Der Verfassungsgerichtshof hat am 7.10.2004 erkannt (G 3/04-20): „Besteht aber an der Erfüllung der Aufgaben und Ziele, die in § 2 KOG umschrieben sind, auch ein Interesse der Allgemeinheit, das sich vom Interesse der Marktteilnehmer an einem geordneten Rundfunkmarkt deutlich unterscheidet (vgl. den auch von der Bundesregierung hervorgehobenen Art. I Abs. 3 BVG Rundfunk, BGBl. 396/1974, wonach Rundfunk eine öffentliche Aufgabe ist), so erscheint es sachlich nicht gerechtfertigt, die Finanzierung dieser Regulierungstätigkeit ausschließlich den Marktteilnehmern aufzuerlegen, weil diese dann auch Aufgaben zu finanzieren hätten, die im Interesse der Allgemeinheit liegen. Insoweit müßte auch die Finanzierung einer solchen Aufgabe durch die Allgemeinheit, somit aus Steuermitteln, erfolgen.“

Eine Übertragung dieses Erkenntnisses auf z.B. den Schienenbereich erschiene nicht zuletzt im Sinne der Privatbahnen sowie der Transparenz und parlamentarischen Mitgestaltung angebracht.

Entspricht das Schieneninfrastrukturfinanzierungsgesetz, dort wo es etwa von einer Finanzierung der SCHIG durch „Dritte“ handelt, obigem Erkenntnis des VfGH, wenn ja warum, wenn nein, bis wann werden Sie das Gesetz durch Änderung verfassungskonform gestalten?

Antwort:

Bei dem zitierten Erkenntnis des Verfassungsgerichtshofes ging es im Wesentlichen um die Klärung der Rechtsfrage, ob die gesetzliche Regelung des § 10 KOG verfassungskonform ist, die vorsieht, dass die Finanzierung des aus der Einrichtung und der Tätigkeit der RTR-GmbH resultierenden Aufwandes durch Finanzierungsbeiträge solcher Gesellschaften, auf die sich die Tätigkeit der RTR-GmbH bezieht, zu decken ist.

Festzuhalten ist, dass das Schieneninfrastrukturfinanzierungsgesetz keine dem § 10 KOG vergleichbare Regelung enthält. Vielmehr ist gemäß § 6 des Schieneninfrastruktur­finanzierungsgesetzes grundsätzlich der Personal- und Sachaufwand dieser Gesellschaft durch den Bund zu tragen.

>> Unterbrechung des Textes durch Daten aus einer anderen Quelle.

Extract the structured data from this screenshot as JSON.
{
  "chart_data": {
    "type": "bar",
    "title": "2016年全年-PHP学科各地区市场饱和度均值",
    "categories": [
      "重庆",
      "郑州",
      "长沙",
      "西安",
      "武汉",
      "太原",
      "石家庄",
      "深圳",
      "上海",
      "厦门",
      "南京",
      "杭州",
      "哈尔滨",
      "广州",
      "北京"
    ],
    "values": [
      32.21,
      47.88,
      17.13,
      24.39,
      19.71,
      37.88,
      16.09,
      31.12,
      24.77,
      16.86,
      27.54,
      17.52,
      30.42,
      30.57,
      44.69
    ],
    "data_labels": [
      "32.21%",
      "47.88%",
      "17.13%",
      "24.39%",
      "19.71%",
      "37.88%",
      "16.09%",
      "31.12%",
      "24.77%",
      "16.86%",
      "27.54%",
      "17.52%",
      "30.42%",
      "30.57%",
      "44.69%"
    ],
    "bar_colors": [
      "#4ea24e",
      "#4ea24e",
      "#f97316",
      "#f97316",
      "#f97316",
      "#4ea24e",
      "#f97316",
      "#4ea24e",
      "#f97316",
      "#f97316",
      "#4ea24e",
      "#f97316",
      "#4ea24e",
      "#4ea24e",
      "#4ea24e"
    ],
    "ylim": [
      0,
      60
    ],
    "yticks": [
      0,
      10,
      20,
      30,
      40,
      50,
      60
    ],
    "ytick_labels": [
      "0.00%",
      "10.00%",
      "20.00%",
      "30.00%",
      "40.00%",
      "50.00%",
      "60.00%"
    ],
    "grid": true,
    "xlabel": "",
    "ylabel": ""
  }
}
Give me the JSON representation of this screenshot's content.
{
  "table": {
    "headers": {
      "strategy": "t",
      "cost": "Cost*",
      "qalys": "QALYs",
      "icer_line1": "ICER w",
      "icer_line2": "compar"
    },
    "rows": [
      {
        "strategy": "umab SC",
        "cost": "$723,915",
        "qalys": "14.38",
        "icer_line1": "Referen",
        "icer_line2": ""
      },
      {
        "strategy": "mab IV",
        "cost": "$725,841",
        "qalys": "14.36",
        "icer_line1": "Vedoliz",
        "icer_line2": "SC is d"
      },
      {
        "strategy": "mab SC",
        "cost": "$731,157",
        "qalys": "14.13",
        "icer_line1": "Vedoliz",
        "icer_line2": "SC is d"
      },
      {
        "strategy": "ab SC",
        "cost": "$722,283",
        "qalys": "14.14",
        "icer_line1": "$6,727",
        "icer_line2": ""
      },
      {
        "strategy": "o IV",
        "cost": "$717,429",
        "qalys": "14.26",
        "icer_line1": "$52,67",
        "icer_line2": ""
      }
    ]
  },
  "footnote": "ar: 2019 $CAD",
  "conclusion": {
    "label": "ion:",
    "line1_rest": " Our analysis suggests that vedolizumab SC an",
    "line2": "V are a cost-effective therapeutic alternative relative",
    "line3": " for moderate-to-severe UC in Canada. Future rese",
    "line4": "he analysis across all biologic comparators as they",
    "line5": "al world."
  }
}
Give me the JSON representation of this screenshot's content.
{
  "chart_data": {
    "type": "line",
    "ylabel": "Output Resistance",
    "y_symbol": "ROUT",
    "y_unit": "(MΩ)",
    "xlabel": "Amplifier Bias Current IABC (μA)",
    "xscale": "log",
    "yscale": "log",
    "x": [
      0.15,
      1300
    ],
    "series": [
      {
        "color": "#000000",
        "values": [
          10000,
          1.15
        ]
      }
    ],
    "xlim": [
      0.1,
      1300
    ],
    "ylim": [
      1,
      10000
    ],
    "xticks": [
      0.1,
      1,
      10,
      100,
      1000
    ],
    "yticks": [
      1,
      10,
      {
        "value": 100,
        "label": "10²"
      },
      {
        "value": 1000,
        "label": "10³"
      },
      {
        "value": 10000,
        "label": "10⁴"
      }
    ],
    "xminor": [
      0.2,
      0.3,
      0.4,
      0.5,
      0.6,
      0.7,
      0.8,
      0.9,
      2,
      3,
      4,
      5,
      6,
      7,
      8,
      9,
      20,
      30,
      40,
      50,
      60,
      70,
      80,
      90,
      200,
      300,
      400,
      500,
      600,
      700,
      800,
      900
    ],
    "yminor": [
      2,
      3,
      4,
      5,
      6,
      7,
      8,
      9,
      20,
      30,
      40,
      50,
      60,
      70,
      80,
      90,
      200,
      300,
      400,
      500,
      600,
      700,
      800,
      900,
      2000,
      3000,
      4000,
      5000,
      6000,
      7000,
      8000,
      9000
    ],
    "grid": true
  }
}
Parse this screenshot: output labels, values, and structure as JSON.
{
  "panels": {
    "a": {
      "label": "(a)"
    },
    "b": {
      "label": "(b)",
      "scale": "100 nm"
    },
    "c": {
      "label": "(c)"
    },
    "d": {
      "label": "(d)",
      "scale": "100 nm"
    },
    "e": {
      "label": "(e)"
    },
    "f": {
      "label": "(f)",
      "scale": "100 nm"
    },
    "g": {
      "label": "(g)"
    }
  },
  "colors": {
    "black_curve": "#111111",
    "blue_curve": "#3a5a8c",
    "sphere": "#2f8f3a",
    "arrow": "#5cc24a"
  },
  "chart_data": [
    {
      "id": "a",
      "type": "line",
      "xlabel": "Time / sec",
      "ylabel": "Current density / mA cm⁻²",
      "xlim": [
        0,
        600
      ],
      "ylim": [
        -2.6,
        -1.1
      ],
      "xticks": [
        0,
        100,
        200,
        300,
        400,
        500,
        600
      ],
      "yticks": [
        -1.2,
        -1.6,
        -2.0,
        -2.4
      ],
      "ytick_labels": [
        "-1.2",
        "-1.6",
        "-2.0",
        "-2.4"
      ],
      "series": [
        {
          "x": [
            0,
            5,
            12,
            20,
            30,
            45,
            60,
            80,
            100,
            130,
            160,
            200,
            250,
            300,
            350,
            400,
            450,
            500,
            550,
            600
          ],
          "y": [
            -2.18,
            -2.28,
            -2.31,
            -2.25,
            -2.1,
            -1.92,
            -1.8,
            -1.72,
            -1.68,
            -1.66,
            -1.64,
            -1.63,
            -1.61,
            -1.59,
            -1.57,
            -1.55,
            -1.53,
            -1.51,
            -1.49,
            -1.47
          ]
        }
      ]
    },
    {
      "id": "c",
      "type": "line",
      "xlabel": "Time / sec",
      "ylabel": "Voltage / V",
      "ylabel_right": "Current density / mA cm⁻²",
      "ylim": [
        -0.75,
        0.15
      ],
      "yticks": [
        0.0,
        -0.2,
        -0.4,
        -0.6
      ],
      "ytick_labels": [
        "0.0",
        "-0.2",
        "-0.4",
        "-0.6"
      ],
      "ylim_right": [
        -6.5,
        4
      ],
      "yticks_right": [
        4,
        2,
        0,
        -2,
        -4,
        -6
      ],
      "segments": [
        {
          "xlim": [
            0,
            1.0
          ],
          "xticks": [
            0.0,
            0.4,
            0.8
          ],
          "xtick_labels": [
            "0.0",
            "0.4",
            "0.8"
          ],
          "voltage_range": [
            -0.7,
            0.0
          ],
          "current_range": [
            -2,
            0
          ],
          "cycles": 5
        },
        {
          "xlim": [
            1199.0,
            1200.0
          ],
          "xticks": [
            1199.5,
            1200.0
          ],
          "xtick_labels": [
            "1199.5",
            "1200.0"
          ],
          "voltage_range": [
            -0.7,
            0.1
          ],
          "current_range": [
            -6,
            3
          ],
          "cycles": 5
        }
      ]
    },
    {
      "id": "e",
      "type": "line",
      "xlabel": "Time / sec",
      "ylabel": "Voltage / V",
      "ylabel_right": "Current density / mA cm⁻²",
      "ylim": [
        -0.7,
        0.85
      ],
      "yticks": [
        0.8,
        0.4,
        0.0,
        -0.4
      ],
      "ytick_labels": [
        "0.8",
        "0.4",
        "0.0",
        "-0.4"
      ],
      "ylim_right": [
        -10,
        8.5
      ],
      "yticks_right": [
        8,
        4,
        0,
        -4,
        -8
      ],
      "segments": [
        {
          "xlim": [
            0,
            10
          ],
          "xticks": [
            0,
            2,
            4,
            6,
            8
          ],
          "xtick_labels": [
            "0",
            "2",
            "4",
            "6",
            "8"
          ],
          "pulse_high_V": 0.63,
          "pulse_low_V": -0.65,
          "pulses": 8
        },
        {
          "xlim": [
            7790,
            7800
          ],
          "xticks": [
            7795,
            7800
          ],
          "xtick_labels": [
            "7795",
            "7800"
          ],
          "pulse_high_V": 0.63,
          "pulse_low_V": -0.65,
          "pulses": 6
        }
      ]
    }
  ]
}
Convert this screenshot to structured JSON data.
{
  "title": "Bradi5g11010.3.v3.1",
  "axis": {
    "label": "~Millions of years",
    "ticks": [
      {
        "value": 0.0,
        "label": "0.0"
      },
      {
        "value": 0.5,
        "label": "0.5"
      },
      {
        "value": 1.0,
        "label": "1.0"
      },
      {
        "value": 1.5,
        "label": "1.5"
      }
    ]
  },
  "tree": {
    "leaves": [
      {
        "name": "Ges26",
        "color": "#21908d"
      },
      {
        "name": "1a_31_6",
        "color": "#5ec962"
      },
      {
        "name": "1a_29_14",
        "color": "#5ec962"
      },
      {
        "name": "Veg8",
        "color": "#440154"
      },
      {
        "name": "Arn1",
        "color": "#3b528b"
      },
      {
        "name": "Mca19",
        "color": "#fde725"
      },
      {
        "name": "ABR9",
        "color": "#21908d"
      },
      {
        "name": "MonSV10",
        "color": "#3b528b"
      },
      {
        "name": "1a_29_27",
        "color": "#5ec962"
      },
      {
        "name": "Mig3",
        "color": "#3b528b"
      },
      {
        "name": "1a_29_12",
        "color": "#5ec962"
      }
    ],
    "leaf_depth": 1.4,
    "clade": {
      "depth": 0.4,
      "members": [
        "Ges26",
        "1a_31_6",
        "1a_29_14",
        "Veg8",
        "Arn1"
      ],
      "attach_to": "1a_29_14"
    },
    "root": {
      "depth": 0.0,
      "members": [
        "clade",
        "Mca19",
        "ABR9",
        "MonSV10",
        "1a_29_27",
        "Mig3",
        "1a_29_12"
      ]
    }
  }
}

Von Privatbahnen betreibenden Eisenbahnunternehmen zu entrichtende Kosten an diese Gesellschaft resultieren lediglich aus einem zivilrechtlichen Rechtsverhältnis, nämlich aus abgeschlossenen Verträgen, wobei anfallenden Kosten eine konkrete Leistung dieser Gesellschaft gegenüber steht, und nicht auf Rechtsbasis einer gesetzlichen Finanzierungsregelung im Schieneninfrastruktur­finanzierungsgesetz.

Das Schieneninfrastrukturfinanzierungsgesetz entspricht somit nicht dem KOG.